Oh aye I'm not disagreeing with anything you have said, I just posted that graph to show that it is complex. There are lots of reasons why poorer people end up with worse health (being poor = having a generally shitter life, that's the point of it really), but one thing I find really interesting is the inequality stuff since it tends to show that nearly everyone would be healthier (i.e. all classes) if wealth inequalities are narrower. Maybe I'm just showing my miserable snivelling liberal side here but that should be a sellable bit of public policy I'd think.


----------



## co-op (Oct 30, 2012)

Anyway how did this thread get here? I thought it was supposed to be slagging off I.D politics?


----------



## Das Uberdog (Oct 31, 2012)

the Weekly Worker students section have published this, imo, quite an enlightening article on the Assange/Galloway/NUS issue raised earlier on in this thread...




			
				Paul Demarty said:
			
		

> Michael Chessum – leftish bureaucrat and mainstay of the National Campaign against Fees and Cuts – lays out the essential case.1
> “A – Giving known and unrepentant rape apologists a platform is a fundamental barrier to creating a safe space. It effectively excludes a lot of people, especially survivors and victims of rape and sexual assault.
> “B – Giving rape apologists a platform contributes to a dangerous culture of not taking rape seriously, and excuses potential rapists for their actions. Rape apologism normalises rape. This is a direct and present danger to real people.”

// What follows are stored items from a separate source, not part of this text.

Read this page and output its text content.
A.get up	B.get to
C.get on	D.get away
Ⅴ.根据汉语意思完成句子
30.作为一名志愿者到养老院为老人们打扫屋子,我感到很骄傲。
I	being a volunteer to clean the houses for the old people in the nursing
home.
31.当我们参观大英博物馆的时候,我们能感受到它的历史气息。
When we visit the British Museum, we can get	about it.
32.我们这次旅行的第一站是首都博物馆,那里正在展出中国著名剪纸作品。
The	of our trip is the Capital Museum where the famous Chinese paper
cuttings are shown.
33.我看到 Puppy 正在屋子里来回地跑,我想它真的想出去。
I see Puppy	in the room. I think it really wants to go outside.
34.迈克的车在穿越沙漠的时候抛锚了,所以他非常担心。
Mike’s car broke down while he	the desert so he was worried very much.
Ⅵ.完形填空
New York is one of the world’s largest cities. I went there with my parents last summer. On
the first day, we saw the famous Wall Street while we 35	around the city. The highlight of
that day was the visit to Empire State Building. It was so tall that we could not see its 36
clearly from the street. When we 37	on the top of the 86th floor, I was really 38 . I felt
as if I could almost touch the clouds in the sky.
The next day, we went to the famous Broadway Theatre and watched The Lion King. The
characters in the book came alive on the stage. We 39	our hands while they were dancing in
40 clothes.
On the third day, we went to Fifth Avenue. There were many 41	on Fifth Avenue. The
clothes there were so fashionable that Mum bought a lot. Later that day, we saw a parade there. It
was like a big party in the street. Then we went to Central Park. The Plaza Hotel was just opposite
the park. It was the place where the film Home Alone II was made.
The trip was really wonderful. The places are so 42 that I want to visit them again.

> The argument is rehearsed because ‘official’ feminism has come up with this notion of a ‘safe space’. Does it mean rough stewards at the door, keeping hordes of marauding rapists out? Of course not: it means defining, _a priori_, the terms of _debate _in a meeting room so that nobody will feel unduly intimidated by what is said. It is, in short, a weapon of the bureaucracy. It serves selectively to protect dubious political arguments from the level of attack they deserve. (As an aside, the AWL wheels out bureaucratic ‘feminist’ technicalities to get its way and attack enemies as a matter of course.)

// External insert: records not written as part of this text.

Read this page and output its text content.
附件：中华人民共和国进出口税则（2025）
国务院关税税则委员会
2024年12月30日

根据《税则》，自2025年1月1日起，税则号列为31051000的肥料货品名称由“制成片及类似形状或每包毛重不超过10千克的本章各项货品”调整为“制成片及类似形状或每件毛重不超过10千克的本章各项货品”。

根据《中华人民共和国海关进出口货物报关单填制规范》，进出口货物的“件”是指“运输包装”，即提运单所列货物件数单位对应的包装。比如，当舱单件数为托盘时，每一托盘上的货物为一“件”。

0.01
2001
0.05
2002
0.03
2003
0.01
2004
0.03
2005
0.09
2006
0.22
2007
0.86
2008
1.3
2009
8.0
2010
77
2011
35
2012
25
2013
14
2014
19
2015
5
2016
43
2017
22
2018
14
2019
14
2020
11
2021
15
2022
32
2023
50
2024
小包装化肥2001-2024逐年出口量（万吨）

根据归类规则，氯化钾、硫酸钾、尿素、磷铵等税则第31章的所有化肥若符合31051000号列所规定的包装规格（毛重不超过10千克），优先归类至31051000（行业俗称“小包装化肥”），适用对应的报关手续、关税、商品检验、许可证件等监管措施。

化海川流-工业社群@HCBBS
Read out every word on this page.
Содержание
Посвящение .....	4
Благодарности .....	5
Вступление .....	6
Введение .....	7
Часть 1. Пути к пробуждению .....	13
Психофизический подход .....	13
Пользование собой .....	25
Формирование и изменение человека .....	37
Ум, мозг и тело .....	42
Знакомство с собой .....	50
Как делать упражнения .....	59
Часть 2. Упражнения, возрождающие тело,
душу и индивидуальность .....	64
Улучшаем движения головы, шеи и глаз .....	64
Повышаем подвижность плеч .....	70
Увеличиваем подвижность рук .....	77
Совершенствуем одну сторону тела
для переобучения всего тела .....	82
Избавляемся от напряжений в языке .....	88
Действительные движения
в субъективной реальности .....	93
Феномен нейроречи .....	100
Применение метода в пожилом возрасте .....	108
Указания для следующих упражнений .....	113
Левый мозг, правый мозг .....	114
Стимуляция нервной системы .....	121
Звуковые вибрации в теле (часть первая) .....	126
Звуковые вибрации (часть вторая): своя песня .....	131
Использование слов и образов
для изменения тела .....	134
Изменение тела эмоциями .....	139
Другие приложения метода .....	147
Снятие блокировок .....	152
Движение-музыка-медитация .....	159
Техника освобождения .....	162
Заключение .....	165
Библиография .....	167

Without opening up the specificities of the Assange case again, and the author's opinions on legal definitions, I think the above quoted paragraphs really illuminate some other fundamental problems created by privilege politics and the 'safe space' corrollary which appears to have come with it. It is inherently bureaucratic - as the author notes, the whole purpose is to pre-define the terms of debate in favour of self-identified oppressed minorities before a discussion has even begun.


----------



## Nigel Irritable (Nov 4, 2012)

The discussion over on libcom is straightforwardly hilarious now. Even most of the people over there who at some level must know better are now terrified of being called patronising and dismissive. I've now come to the conclusion that this stuff really is going to fly on the British anarchist scene.


----------



## co-op (Nov 4, 2012)

I'm really surprised this stuff hasn't been all argued through a 1000 times already, I remember having these exact same debates in the 1980s.